His tone of voice didn't change. He wasn't arguing, he was just…talking.

'Of course it's bad. This is the modern world, Marcus, and it belongs to the grey bureaucrats. If you'd been born five centuries ago you'd be in the school books along with Horatius and Scaevola and all the other heroes. You're the kind that stands alone on bridges facing impossible odds or holding your hand in the fire until it withers just to prove a point. Then you'd've been called a hero. Nothing would've been too good for you. Now you're only an embarrassment.'

I said nothing. I'd never heard my father talk before. Not like this.

'Have you ever thought why Cotta's never made the consulship? Never even held one of the senior magistracies? He's from a good family. He's clever, popular, politically aware, a good speaker. A better man in every way than I am. Yet I had my consul's chair before I was thirty-five, while at forty-one he's never made it past junior finance officer. Why do you think that is?'

'Because he isn't an arse-licker.' I was intentionally brutal.

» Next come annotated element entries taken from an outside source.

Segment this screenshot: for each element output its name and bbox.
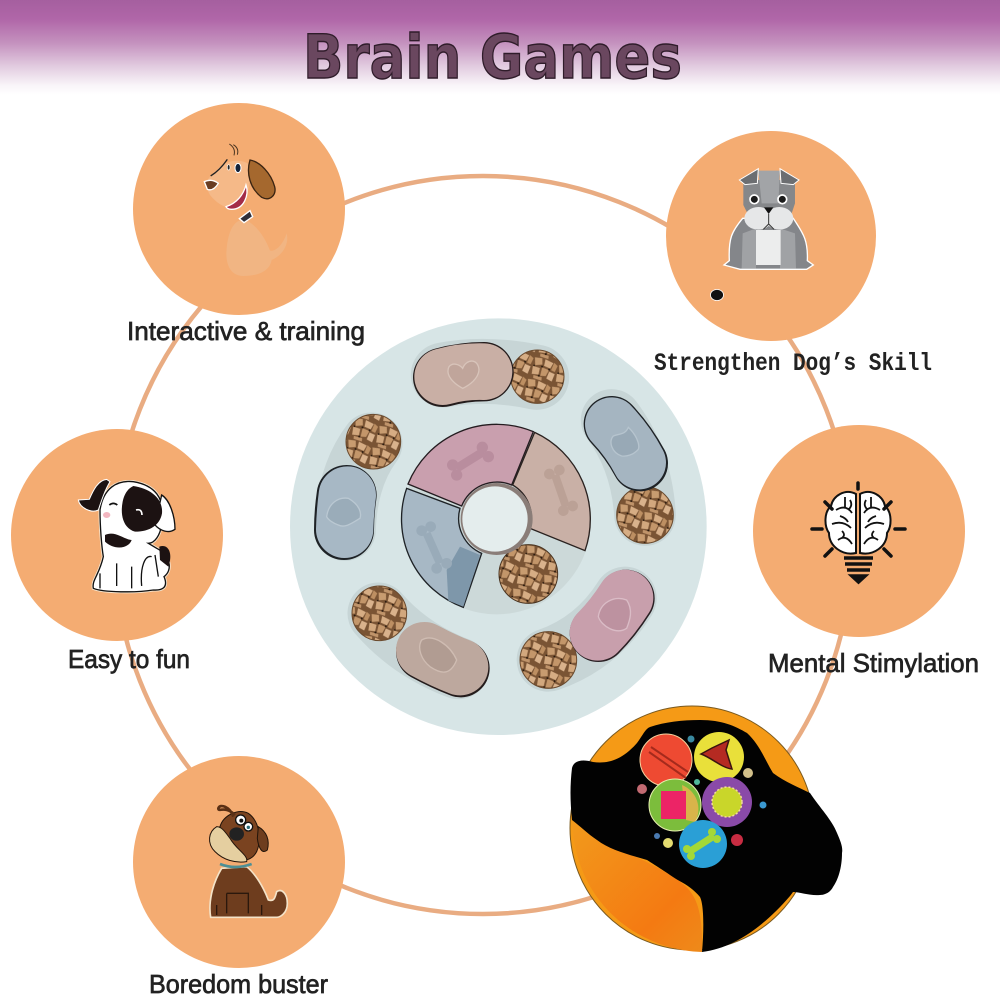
brain lobes <box>825 492 856 554</box>
icon: black and white puppy <box>78 479 175 592</box>
circle: easy to fun <box>11 429 223 641</box>
centre hub <box>461 483 533 555</box>
label: strengthen dog's skill: Strengthen Dog’s Skill <box>654 349 932 378</box>
sliding cover: blue left <box>344 495 347 530</box>
toy bubble: green with pink box <box>649 779 701 831</box>
toy bubble: purple with tennis ball <box>702 777 752 827</box>
title: Brain Games <box>303 22 682 93</box>
icon: black dog silhouette <box>570 720 842 952</box>
bone: tan <box>544 465 578 516</box>
icon: small black spot <box>710 290 724 300</box>
sliding cover: tan top <box>443 372 484 377</box>
circle: boredom buster <box>133 756 345 968</box>
toy bubble: yellow with steak <box>694 732 744 782</box>
icon: grey schnauzer <box>724 169 813 269</box>
wheel sector: tan <box>513 432 590 551</box>
heart: top right <box>611 427 639 456</box>
icon: brain light bulb <box>812 483 905 582</box>
feeder base <box>290 318 707 735</box>
photo circle: orange background <box>570 706 814 950</box>
sliding cover: tan bottom <box>424 650 461 668</box>
label: mental stimylation: Mental Stimylation <box>768 648 979 678</box>
toy bubble: blue with bone <box>679 820 727 868</box>
heart: left <box>327 498 361 526</box>
label: interactive and training: Interactive & training <box>127 316 365 346</box>
panel: interactive and training <box>127 103 365 346</box>
kibble wells <box>346 350 673 688</box>
panel: strengthen dog's skill <box>654 131 932 378</box>
sliding cover: blue top right <box>612 424 640 463</box>
circle: skill <box>666 131 876 341</box>
label: easy to fun: Easy to fun <box>68 644 190 674</box>
bone: pink <box>447 442 494 481</box>
small dots <box>637 736 766 848</box>
connecting orbit ring <box>114 176 852 914</box>
bone: blue <box>416 521 452 574</box>
heart: top <box>448 361 479 388</box>
circle: mental stimulation <box>753 425 965 637</box>
icon: tan dog with brown ear <box>204 144 287 276</box>
panel: dog silhouette with toys in head <box>570 706 842 952</box>
header gradient band <box>0 0 1000 95</box>
bulb base <box>844 558 873 582</box>
label: boredom buster: Boredom buster <box>149 969 328 999</box>
wheel sector: pink <box>408 424 533 506</box>
outer channels <box>345 371 645 668</box>
circle: interactive <box>133 103 345 315</box>
sliding cover: pink bottom right <box>598 598 626 633</box>
panel: boredom buster <box>133 756 345 999</box>
kibble well: centre <box>499 545 558 603</box>
light rays <box>812 483 905 556</box>
toy bubble: red with stick <box>640 734 692 786</box>
darker slid shadow on blue sector <box>447 547 480 607</box>
heart: bottom <box>420 638 457 672</box>
wheel sector: blue <box>402 488 482 607</box>
hub cap <box>462 486 528 552</box>
panel: puzzle feeder disc <box>290 318 707 735</box>
panel: mental stimulation <box>753 425 979 678</box>
centre wheel base <box>402 426 591 614</box>
lower fur gradient <box>572 820 702 952</box>
icon: brown dog with big nose <box>210 806 287 917</box>
panel: easy to fun <box>11 429 223 674</box>
heart: bottom right <box>598 599 631 631</box>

My father didn't even blink.

'Just because someone is for established government,' he said quietly, 'doesn't mean to say he need automatically be labelled a sycophant. Tiberius isn't perfect, the imperial system isn't perfect, but it could be worse. Might be yet for all I know. Tiberius may not be charismatic, but he's steady, and that's what we need in an emperor. Steadiness, not heroics. Flashy isn't always best, Marcus, there's too much at stake. Look at Germanicus's histrionics in Germany. What good did they do except lose us men and reputation?'

I had to agree. Tiberius's adopted son's campaign — which Germanicus himself had trumpeted as a glorious revenge for the Varian massacre — had bombed pretty spectacularly.

'You know the story of the two bulls?' my father said suddenly.

Startled, I shook my head.

'Well, then.' He smiled: a curious, enigmatic smile I'd never seen before. 'There were two bulls, an old one and a young one, looking down into a valley at a herd of cows. The young bull says to the old one, "Look at all those cows down there, Dad! Let's run down and cover a couple." And the old bull turns to him and says, "No, son. Let's walk down and cover them all."'

It took me a moment to realise that my father had made a joke; and then another moment (because he didn't smile) to realise that it wasn't a joke at all.

'I can't help what I am,' I said. 'No more than you can. We're different people and we don't mix.'

He nodded, sadly. 'Yes, son, I know. We're different people. That is the pity of it.'

And then Sarpedon arrived with his salves and bandages, and there was no more time for talking.